You know a gaming chair is good when you can sit in one without getting sore for a week of 14-hour gaming sessions as you scramble to review Assassin’s Creed Valhalla. That’s what I’ve been doing with the new DXRacer Master gaming chair, which serendipitously arrived around the same time as Ubisoft’s sprawling (and very big) action RPG.
In my previous chair, that kind of sit-down review marathon would’ve been disastrous for my poor ass—not to mention my knees, neck, and back—despite studiously taking the time to stretch and move around. But DXRacer’s latest chair is something special: It’s an extremely comfortable and luxurious gaming chair that can be easily customized with modular parts. Parts, such as a rotating bracket that can hold a laptop, for example.
Those modular components are a big part of the Master’s sales pitch. It’s a chair that’s meant to be tailor-made to your specific needs—whether you want a cup holder for your drinks, breathable mesh cushions, or a leg rest that converts the chair into something more akin to a La-Z-Boy.

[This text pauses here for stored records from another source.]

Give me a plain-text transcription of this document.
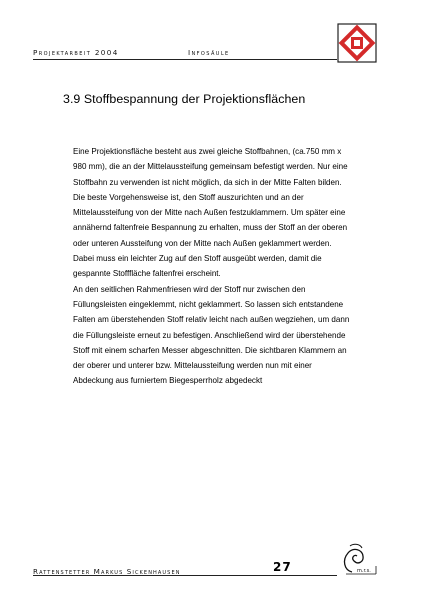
Projektarbeit 2004	Infosäule
3.9 Stoffbespannung der Projektionsflächen

Eine Projektionsfläche besteht aus zwei gleiche Stoffbahnen, (ca.750 mm x

980 mm), die an der Mittelaussteifung gemeinsam befestigt werden. Nur eine

Stoffbahn zu verwenden ist nicht möglich, da sich in der Mitte Falten bilden.

Die beste Vorgehensweise ist, den Stoff auszurichten und an der

Mittelaussteifung von der Mitte nach Außen festzuklammern. Um später eine

annähernd faltenfreie Bespannung zu erhalten, muss der Stoff an der oberen

oder unteren Aussteifung von der Mitte nach Außen geklammert werden.

Dabei muss ein leichter Zug auf den Stoff ausgeübt werden, damit die

gespannte Stofffläche faltenfrei erscheint.

An den seitlichen Rahmenfriesen wird der Stoff nur zwischen den

Füllungsleisten eingeklemmt, nicht geklammert. So lassen sich entstandene

Falten am überstehenden Stoff relativ leicht nach außen wegziehen, um dann

die Füllungsleiste erneut zu befestigen. Anschließend wird der überstehende

Stoff mit einem scharfen Messer abgeschnitten. Die sichtbaren Klammern an

der oberer und unterer bzw. Mittelaussteifung werden nun mit einer

Abdeckung aus furniertem Biegesperrholz abgedeckt

Rattenstetter Markus Sickenhausen	27	m.r.s.
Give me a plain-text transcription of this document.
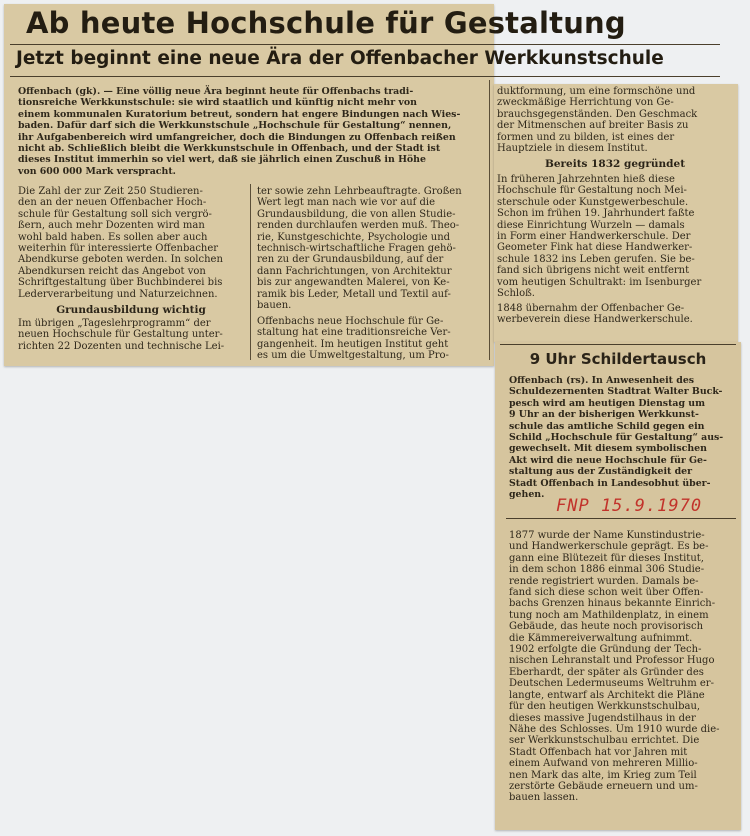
Ab heute Hochschule für Gestaltung
Jetzt beginnt eine neue Ära der Offenbacher Werkkunstschule
Offenbach (gk). — Eine völlig neue Ära beginnt heute für Offenbachs tradi-
tionsreiche Werkkunstschule: sie wird staatlich und künftig nicht mehr von
einem kommunalen Kuratorium betreut, sondern hat engere Bindungen nach Wies-
baden. Dafür darf sich die Werkkunstschule „Hochschule für Gestaltung“ nennen,
ihr Aufgabenbereich wird umfangreicher, doch die Bindungen zu Offenbach reißen
nicht ab. Schließlich bleibt die Werkkunstschule in Offenbach, und der Stadt ist
dieses Institut immerhin so viel wert, daß sie jährlich einen Zuschuß in Höhe
von 600 000 Mark verspracht.
Die Zahl der zur Zeit 250 Studieren-
den an der neuen Offenbacher Hoch-
schule für Gestaltung soll sich vergrö-
ßern, auch mehr Dozenten wird man
wohl bald haben. Es sollen aber auch
weiterhin für interessierte Offenbacher
Abendkurse geboten werden. In solchen
Abendkursen reicht das Angebot von
Schriftgestaltung über Buchbinderei bis
Lederverarbeitung und Naturzeichnen.
Grundausbildung wichtig
Im übrigen „Tageslehrprogramm“ der
neuen Hochschule für Gestaltung unter-
richten 22 Dozenten und technische Lei-
ter sowie zehn Lehrbeauftragte. Großen
Wert legt man nach wie vor auf die
Grundausbildung, die von allen Studie-
renden durchlaufen werden muß. Theo-
rie, Kunstgeschichte, Psychologie und
technisch-wirtschaftliche Fragen gehö-
ren zu der Grundausbildung, auf der
dann Fachrichtungen, von Architektur
bis zur angewandten Malerei, von Ke-
ramik bis Leder, Metall und Textil auf-
bauen.
Offenbachs neue Hochschule für Ge-
staltung hat eine traditionsreiche Ver-
gangenheit. Im heutigen Institut geht
es um die Umweltgestaltung, um Pro-
duktformung, um eine formschöne und
zweckmäßige Herrichtung von Ge-
brauchsgegenständen. Den Geschmack
der Mitmenschen auf breiter Basis zu
formen und zu bilden, ist eines der
Hauptziele in diesem Institut.
Bereits 1832 gegründet
In früheren Jahrzehnten hieß diese
Hochschule für Gestaltung noch Mei-
sterschule oder Kunstgewerbeschule.
Schon im frühen 19. Jahrhundert faßte
diese Einrichtung Wurzeln — damals
in Form einer Handwerkerschule. Der
Geometer Fink hat diese Handwerker-
schule 1832 ins Leben gerufen. Sie be-
fand sich übrigens nicht weit entfernt
vom heutigen Schultrakt: im Isenburger
Schloß.
1848 übernahm der Offenbacher Ge-
werbeverein diese Handwerkerschule.
9 Uhr Schildertausch
Offenbach (rs). In Anwesenheit des
Schuldezernenten Stadtrat Walter Buck-
pesch wird am heutigen Dienstag um
9 Uhr an der bisherigen Werkkunst-
schule das amtliche Schild gegen ein
Schild „Hochschule für Gestaltung“ aus-
gewechselt. Mit diesem symbolischen
Akt wird die neue Hochschule für Ge-
staltung aus der Zuständigkeit der
Stadt Offenbach in Landesobhut über-
gehen.
FNP 15.9.1970
1877 wurde der Name Kunstindustrie-
und Handwerkerschule geprägt. Es be-
gann eine Blütezeit für dieses Institut,
in dem schon 1886 einmal 306 Studie-
rende registriert wurden. Damals be-
fand sich diese schon weit über Offen-
bachs Grenzen hinaus bekannte Einrich-
tung noch am Mathildenplatz, in einem
Gebäude, das heute noch provisorisch
die Kämmereiverwaltung aufnimmt.
1902 erfolgte die Gründung der Tech-
nischen Lehranstalt und Professor Hugo
Eberhardt, der später als Gründer des
Deutschen Ledermuseums Weltruhm er-
langte, entwarf als Architekt die Pläne
für den heutigen Werkkunstschulbau,
dieses massive Jugendstilhaus in der
Nähe des Schlosses. Um 1910 wurde die-
ser Werkkunstschulbau errichtet. Die
Stadt Offenbach hat vor Jahren mit
einem Aufwand von mehreren Millio-
nen Mark das alte, im Krieg zum Teil
zerstörte Gebäude erneuern und um-
bauen lassen.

If you’re like me, though, these extra addons (which are sold separately) will probably feel superfluous and even a bit silly—especially when I just want a place to park my butt, not a throne that looks like it belongs in a corporate executive’s corner office.

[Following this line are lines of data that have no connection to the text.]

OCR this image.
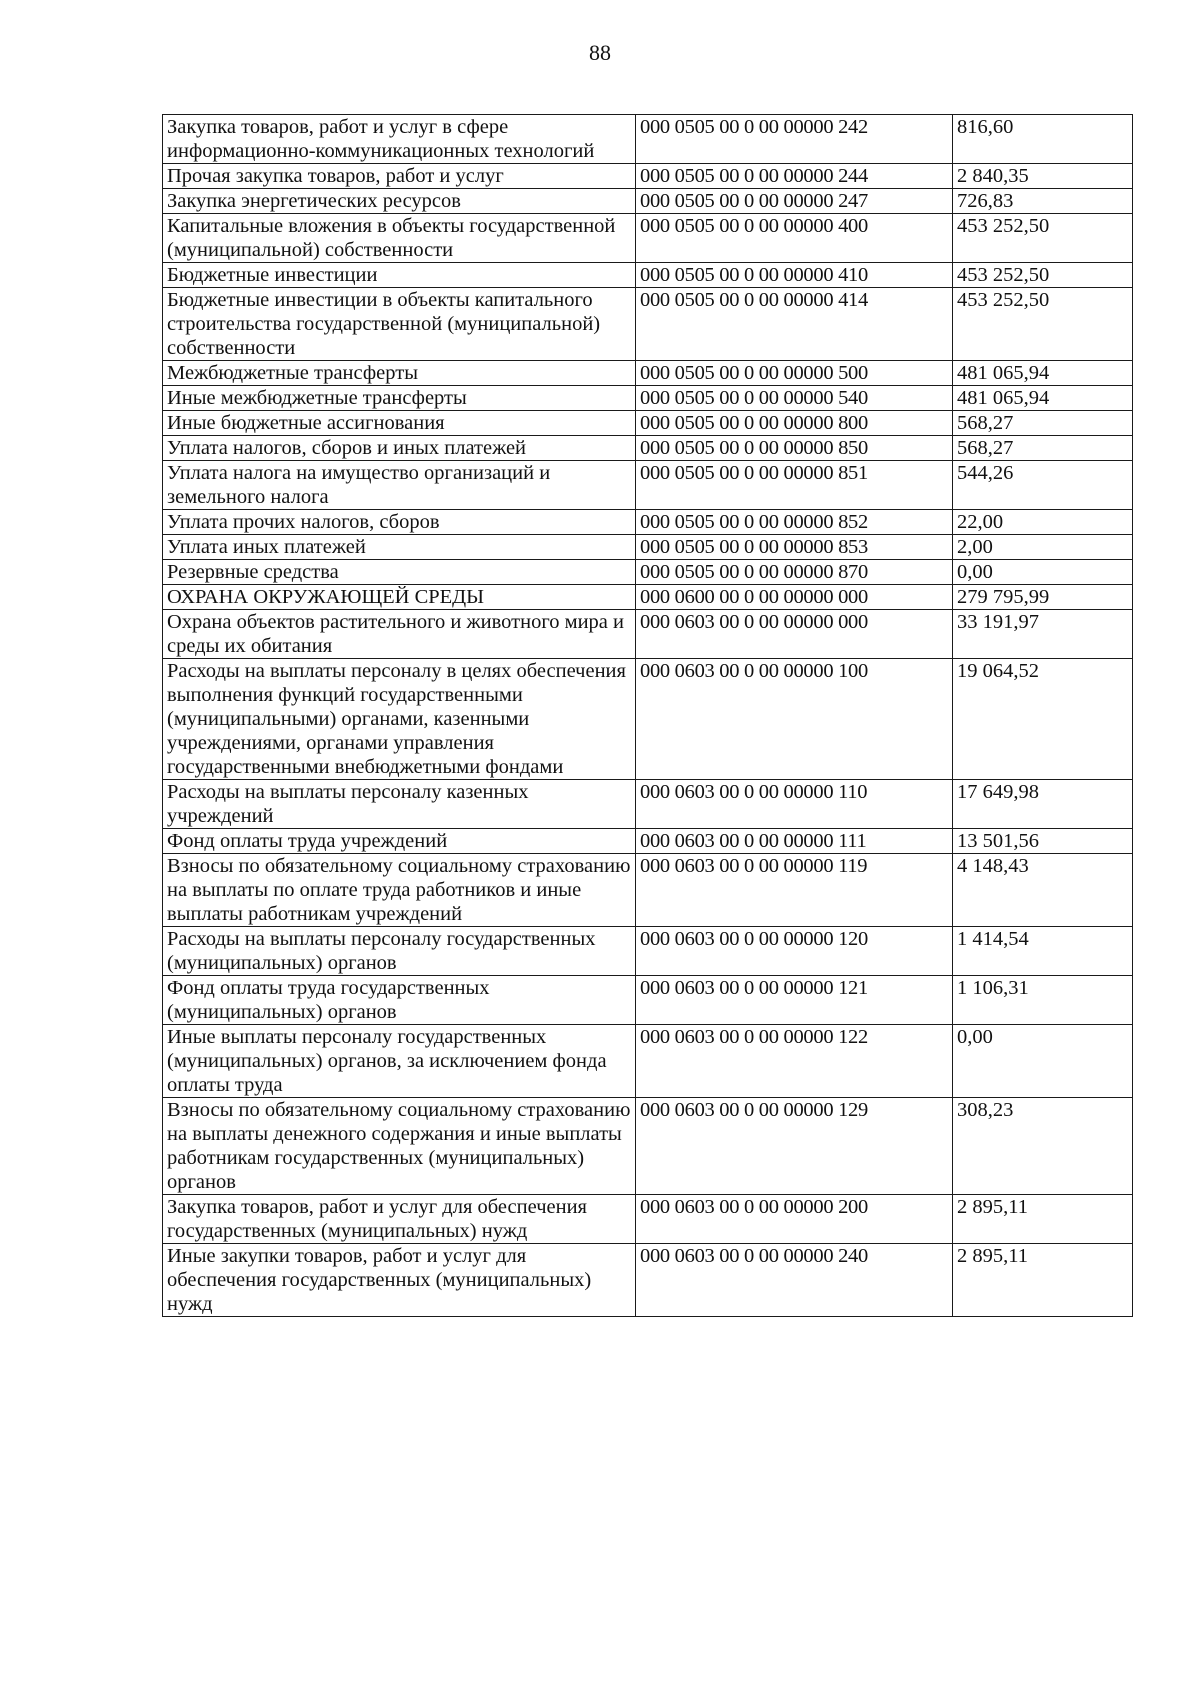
88
Закупка товаров, работ и услуг в сфере информационно-коммуникационных технологий	000 0505 00 0 00 00000 242	816,60
Прочая закупка товаров, работ и услуг	000 0505 00 0 00 00000 244	2 840,35
Закупка энергетических ресурсов	000 0505 00 0 00 00000 247	726,83
Капитальные вложения в объекты государственной (муниципальной) собственности	000 0505 00 0 00 00000 400	453 252,50
Бюджетные инвестиции	000 0505 00 0 00 00000 410	453 252,50
Бюджетные инвестиции в объекты капитального строительства государственной (муниципальной) собственности	000 0505 00 0 00 00000 414	453 252,50
Межбюджетные трансферты	000 0505 00 0 00 00000 500	481 065,94
Иные межбюджетные трансферты	000 0505 00 0 00 00000 540	481 065,94
Иные бюджетные ассигнования	000 0505 00 0 00 00000 800	568,27
Уплата налогов, сборов и иных платежей	000 0505 00 0 00 00000 850	568,27
Уплата налога на имущество организаций и земельного налога	000 0505 00 0 00 00000 851	544,26
Уплата прочих налогов, сборов	000 0505 00 0 00 00000 852	22,00
Уплата иных платежей	000 0505 00 0 00 00000 853	2,00
Резервные средства	000 0505 00 0 00 00000 870	0,00
ОХРАНА ОКРУЖАЮЩЕЙ СРЕДЫ	000 0600 00 0 00 00000 000	279 795,99
Охрана объектов растительного и животного мира и среды их обитания	000 0603 00 0 00 00000 000	33 191,97
Расходы на выплаты персоналу в целях обеспечения выполнения функций государственными (муниципальными) органами, казенными учреждениями, органами управления государственными внебюджетными фондами	000 0603 00 0 00 00000 100	19 064,52
Расходы на выплаты персоналу казенных учреждений	000 0603 00 0 00 00000 110	17 649,98
Фонд оплаты труда учреждений	000 0603 00 0 00 00000 111	13 501,56
Взносы по обязательному социальному страхованию на выплаты по оплате труда работников и иные выплаты работникам учреждений	000 0603 00 0 00 00000 119	4 148,43
Расходы на выплаты персоналу государственных (муниципальных) органов	000 0603 00 0 00 00000 120	1 414,54
Фонд оплаты труда государственных (муниципальных) органов	000 0603 00 0 00 00000 121	1 106,31
Иные выплаты персоналу государственных (муниципальных) органов, за исключением фонда оплаты труда	000 0603 00 0 00 00000 122	0,00
Взносы по обязательному социальному страхованию на выплаты денежного содержания и иные выплаты работникам государственных (муниципальных) органов	000 0603 00 0 00 00000 129	308,23
Закупка товаров, работ и услуг для обеспечения государственных (муниципальных) нужд	000 0603 00 0 00 00000 200	2 895,11
Иные закупки товаров, работ и услуг для обеспечения государственных (муниципальных) нужд	000 0603 00 0 00 00000 240	2 895,11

If you go all out, the Master can end up looking like a Swiss Army Knife of chairs. But it doesn’t feel at all compromised if you, like me, decide to skip all that in favor of having just the chair.
Max rec. height: 6'6"
Max rec. weight: 353lbs
Colors: Red, black (reviewed), brown
Launch price: $499
DXRacer has become known for its flashy racing-inspired chairs, but the Master is clearly designed to appeal to people who want something more elegant and sophisticated. It’s still got the general look of a racing chair, but the microfiber black leather and absence of flashy logos or a sharp silhouette make it feel elevated and modern. If it’s a racing chair, it’s one you’d find in a BMW or Audi instead of a Subaru.
It’s a big chair too, but I like that the Master is every bit as sturdy as it looks.
The wide base keeps it feeling stable even if you’re sitting on the edge of the seat or reclining it—I never felt like it might tip over—and I particularly like how spacious the chair feels when sitting in it. As someone that’s over six feet tall, I sometimes feel like I’m too big for certain chairs, but the Master is so damn comfortable to sit in.
My biggest complaint, however, is that the rail-mounted, adjustable headrest doesn’t quite have the full range I want for my head and feels just a little too low. Maybe I just have a long neck. If you’re on the smaller side, though, the Master might feel a bit too large.
For a high-end gaming chair the Master is wonderful. I love the small details of its design and how durable the plastic and metal parts feel. The microfiber leather is soft and never abrasive—even after sitting in it for hours on end.
And it’s great how adjustable everything is. There’s built-in lumbar support that’s controlled by a knob on the right side, which I like so much more than having to use a pillow. The armrests also feature four degrees of movement, so you can perfectly tailor their rotation, height, and distance from your body. These features combined with the firm cushions make the Master feel like a chair that cares deeply about the posture I’m in and works to support that.
It’s easily one of the most comfortable chairs I’ve ever sat in.
Assembly was fairly easy aside from some hiccups. It took about 45 minutes to put everything together because the clip-on plastic plates for the chair’s legs took a lot of muscle to pop into place and screwing the backrest to the seat took some extra fiddling. Putting those together was frustrating, but practically everything else came together without much work—though I did require a helping hand when getting the chair slotted into the base as all that metal and leather is actually pretty damn heavy. Fortunately, everything you need (and some spare parts) are included and the instructions are easy to follow even if I was sweating more than I’d like to.
But once it’s all put together, the DXRacer Master is a thing to behold. I’ve been using it for a couple of weeks now and I’m surprised at how much affection I feel for this thing. It’s become one of the most beloved parts of my entire gaming setup. It’s not just that it’s extremely comfortable, but the whole experience feels luxurious in a way that I’ve never really felt from a chair before. The fact that it also has modular parts is just a little bonus, if they even appeal to you.
As you might expect, though, this all comes at a stiff price: $500. That makes the DXRacer Master one of the most expensive gaming chairs you can buy—and the price goes even higher if you want those mesh cushions for hot, sticky summers. That puts the Master well above many of the best gaming chairs, which definitely makes it harder to recommend if you're on a budget.
That said, it's not like the Master series doesn't justify its $500 price tag. The high-end materials, sturdy construction, and loads of ways to customize it—both with modular parts but even just built-in features like lumbar support—make this one hell of a chair.